The silver haired girl, however, did not play bishop to c3. She played the much better knight to c3, denying the pin and protecting the rook with the queen.
It was a good move to find for a newbie, but it mattered little. I proceeded to play knight b4, attacking the c2 pawn. Upon thinking she’s found a queen-knight skewer with rook to b1, she would open up the devastating move knight to c2, checking the smothered king and forcing a lost queen.
That, of course, relied on her moving the rook to b1 in the first place. Which she didn’t do. She instead found the optimal move of knight to d4, protecting the c2 pawn from my attack.
Suddenly, my plan fell through completely. She had found the perfect counter line, and due to my own hubris I now had no active pieces except for a queen and a knight trapped along the b file.
I looked up from the board once again to see read her expression, but where there once was hesitation there now stood conviction. She had every confidence that she had already won.
After a few more moves resulting in a rook-king fork, it was clear that she was right. Silently, I laid down my king.
“You don’t even want to try?” She sounded somewhat disappointed at my resignation.
“What point is there in playing further? You countered my opening perfectly, I’m out of options.” I heaved a heavy sigh at my unexpected loss. “I was certain that you wouldn’t get the counterplay right…”
“I know you were.
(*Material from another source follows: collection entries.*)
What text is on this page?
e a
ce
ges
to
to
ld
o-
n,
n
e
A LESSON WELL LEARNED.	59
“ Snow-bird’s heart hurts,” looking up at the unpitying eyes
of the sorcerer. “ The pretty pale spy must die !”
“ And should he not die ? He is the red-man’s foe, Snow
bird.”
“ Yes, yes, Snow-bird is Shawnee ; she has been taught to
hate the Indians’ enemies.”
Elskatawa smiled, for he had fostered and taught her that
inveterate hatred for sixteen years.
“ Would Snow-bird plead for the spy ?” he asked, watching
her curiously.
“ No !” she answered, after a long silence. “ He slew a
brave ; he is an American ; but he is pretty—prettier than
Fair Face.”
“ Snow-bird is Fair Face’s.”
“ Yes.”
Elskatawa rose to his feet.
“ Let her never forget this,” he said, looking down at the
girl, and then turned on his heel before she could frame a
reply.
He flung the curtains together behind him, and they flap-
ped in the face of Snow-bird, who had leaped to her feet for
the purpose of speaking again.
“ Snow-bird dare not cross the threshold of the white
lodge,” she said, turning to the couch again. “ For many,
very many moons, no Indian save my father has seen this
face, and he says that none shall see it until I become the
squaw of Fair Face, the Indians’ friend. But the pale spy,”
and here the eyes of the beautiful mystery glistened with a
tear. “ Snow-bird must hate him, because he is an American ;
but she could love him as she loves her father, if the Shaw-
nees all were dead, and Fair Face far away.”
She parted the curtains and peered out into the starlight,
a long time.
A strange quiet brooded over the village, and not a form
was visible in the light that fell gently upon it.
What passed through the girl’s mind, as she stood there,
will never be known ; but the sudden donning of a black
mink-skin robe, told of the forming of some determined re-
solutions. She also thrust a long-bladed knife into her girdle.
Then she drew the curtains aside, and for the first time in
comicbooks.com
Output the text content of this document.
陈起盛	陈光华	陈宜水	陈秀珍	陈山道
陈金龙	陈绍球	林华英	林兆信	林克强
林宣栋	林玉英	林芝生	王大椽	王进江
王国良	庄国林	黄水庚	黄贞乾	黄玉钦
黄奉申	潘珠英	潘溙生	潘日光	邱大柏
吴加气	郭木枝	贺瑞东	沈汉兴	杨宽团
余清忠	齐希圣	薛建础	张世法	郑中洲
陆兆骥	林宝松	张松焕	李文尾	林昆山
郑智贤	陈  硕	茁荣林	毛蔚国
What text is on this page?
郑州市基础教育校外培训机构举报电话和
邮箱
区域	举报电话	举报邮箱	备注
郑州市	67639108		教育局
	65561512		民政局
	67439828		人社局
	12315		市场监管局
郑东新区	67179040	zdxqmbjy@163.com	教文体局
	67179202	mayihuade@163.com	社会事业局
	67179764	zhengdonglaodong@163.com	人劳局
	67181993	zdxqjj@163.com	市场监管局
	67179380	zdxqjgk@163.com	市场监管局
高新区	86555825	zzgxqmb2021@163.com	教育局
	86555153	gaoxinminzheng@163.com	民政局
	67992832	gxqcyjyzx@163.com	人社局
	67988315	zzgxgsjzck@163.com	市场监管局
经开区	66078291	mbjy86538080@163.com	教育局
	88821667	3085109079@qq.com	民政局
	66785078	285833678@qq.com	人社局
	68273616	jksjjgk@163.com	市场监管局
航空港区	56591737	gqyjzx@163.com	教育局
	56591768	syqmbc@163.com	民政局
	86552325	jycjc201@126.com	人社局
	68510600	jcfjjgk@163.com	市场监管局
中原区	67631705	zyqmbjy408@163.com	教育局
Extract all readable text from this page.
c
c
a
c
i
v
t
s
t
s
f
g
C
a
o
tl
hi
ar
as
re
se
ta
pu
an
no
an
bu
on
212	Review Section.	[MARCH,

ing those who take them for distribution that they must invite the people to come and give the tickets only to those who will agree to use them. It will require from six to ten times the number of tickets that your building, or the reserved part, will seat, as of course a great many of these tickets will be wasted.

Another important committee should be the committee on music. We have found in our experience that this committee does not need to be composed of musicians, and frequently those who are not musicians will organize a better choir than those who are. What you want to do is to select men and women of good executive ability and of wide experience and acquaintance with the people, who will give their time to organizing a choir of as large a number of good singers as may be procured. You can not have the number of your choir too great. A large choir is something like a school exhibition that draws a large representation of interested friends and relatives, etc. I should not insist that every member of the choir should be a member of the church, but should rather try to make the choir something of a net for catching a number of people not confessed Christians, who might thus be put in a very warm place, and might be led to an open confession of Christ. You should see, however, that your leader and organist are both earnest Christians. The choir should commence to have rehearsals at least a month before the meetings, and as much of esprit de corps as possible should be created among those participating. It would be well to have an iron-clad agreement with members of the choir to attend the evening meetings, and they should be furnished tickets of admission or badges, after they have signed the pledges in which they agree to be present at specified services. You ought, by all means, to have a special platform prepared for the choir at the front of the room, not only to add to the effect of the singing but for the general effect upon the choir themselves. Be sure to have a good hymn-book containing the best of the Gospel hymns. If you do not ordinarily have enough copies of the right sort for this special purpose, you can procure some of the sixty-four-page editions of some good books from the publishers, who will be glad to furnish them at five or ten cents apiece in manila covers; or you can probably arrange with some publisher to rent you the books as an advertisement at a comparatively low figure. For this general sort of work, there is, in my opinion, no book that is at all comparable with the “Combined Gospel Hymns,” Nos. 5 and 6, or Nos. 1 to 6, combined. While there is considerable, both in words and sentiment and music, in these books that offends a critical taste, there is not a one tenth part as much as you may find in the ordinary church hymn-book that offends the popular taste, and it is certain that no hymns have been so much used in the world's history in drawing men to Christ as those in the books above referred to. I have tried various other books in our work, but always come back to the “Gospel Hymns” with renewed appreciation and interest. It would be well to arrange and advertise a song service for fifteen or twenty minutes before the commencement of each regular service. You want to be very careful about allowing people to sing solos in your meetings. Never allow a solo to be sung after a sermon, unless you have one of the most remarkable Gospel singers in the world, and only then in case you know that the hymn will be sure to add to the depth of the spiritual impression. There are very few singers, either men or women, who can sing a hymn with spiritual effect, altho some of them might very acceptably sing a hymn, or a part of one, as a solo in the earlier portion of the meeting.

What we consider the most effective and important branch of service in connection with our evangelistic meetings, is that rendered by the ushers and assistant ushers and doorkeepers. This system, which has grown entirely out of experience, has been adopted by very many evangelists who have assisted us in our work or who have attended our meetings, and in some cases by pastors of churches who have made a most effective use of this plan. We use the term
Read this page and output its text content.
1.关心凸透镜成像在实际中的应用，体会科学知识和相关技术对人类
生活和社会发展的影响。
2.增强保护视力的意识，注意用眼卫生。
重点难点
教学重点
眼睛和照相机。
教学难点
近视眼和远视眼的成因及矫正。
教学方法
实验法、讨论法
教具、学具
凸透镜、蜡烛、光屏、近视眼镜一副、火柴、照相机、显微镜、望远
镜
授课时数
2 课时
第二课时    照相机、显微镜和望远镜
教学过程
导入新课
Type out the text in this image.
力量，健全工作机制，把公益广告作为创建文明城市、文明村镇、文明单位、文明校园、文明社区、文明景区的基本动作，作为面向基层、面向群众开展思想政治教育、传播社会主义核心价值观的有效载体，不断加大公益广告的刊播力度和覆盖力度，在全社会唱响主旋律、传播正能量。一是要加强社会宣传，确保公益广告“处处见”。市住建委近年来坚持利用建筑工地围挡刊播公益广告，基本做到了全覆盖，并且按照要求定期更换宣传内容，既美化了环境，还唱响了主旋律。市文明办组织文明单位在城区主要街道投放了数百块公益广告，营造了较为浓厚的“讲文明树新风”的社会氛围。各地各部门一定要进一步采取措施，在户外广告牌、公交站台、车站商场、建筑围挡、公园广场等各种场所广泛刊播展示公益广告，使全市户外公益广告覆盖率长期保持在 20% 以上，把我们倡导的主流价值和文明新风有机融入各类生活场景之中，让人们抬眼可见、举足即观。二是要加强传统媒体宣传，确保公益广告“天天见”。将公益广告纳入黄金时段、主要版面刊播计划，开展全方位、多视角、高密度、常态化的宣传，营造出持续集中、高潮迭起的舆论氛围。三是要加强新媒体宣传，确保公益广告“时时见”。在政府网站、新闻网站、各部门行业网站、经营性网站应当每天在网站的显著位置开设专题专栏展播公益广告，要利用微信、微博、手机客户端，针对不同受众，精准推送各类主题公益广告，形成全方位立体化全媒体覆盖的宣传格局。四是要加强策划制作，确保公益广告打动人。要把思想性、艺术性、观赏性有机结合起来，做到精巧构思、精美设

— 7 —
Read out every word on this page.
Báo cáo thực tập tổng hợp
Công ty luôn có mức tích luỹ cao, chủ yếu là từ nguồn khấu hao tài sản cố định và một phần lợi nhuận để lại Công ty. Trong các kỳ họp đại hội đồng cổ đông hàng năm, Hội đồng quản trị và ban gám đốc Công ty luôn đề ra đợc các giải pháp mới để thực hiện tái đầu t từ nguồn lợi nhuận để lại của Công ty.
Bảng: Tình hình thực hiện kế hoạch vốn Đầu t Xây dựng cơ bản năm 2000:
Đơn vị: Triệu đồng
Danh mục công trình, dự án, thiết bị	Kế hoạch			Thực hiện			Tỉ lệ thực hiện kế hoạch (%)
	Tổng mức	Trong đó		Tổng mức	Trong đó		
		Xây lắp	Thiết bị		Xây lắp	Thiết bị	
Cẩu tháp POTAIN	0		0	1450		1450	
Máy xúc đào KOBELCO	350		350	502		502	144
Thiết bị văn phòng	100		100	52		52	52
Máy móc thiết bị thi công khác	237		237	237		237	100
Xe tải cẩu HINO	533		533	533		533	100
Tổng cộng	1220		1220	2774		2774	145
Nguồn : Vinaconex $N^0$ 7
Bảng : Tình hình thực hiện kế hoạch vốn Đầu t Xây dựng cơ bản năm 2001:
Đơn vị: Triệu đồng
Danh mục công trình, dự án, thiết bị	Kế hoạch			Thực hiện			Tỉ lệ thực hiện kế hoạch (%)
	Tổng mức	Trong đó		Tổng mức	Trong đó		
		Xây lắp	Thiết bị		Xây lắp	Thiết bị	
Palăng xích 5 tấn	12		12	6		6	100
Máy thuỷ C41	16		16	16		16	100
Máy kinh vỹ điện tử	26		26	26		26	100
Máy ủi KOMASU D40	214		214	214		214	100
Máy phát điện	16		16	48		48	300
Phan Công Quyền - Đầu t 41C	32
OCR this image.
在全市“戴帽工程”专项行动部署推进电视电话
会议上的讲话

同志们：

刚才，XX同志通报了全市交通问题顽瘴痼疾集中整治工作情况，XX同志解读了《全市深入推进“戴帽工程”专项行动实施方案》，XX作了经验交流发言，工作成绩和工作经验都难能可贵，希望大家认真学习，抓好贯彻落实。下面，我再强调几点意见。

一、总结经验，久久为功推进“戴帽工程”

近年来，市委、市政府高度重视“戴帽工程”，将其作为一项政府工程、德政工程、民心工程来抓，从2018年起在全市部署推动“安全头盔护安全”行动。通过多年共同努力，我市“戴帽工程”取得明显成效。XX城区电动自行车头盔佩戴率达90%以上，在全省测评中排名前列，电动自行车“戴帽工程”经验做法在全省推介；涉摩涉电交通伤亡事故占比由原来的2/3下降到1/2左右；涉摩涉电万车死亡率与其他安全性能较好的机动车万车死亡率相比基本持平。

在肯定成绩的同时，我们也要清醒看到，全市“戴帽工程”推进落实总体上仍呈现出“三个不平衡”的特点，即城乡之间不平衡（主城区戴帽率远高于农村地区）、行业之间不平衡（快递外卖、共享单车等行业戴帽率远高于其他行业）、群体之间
I made sure of it,” she declared triumphantly.
“You… what?” I failed to understand her. What did she mean she ‘made sure if it?’
“The victorious man first wins then seeks war. The losing man goes to war then seeks to win.” The girl put her hands behind her head and leaned back in the chair smugly.
“Sun Tzu? Why are you qu-“ my stupidity hit me like a freight train. I can’t believe I hadn’t noticed it. “You… you weren’t a beginner at all…”
“All warfare is based on deception. If I had told you my skill level off the bat, you’d have played safer. You got sloppy because you thought I couldn’t punish you. In other words…”
“You won the mental game first then put it to action. I went straight into the game and tried to win on the fly. It was over before it even began.” Much to my frustration, I had no excuse. I had been outplayed, not just as a chess player, but as a strategist. It was a total defeat. “I suppose that means you’ve passed the test. I’ll fill out the paperwork to add you to the club tonight, ms…”
“Sai. My name is Sai.”
“Well, Ms Sai, welcome to the club for loners, losers and the mentally ill. You’ll feel right at home.”
“Aren’t you the only other member?”
“Your point?”
“I expected less self awareness.” With that last zinger left to linger in the air, Sai got to her feet and headed for the clubroom door. “I’ll look forward to our future games, captain.”
Without a shred of sincerity to her words, she left the room and finally returned my peace and quiet to me.
I breathed a heavy sigh. Fifteen minutes after meeting her and that girl already had me completely exasperated. I had a feeling I was in for many headaches to come.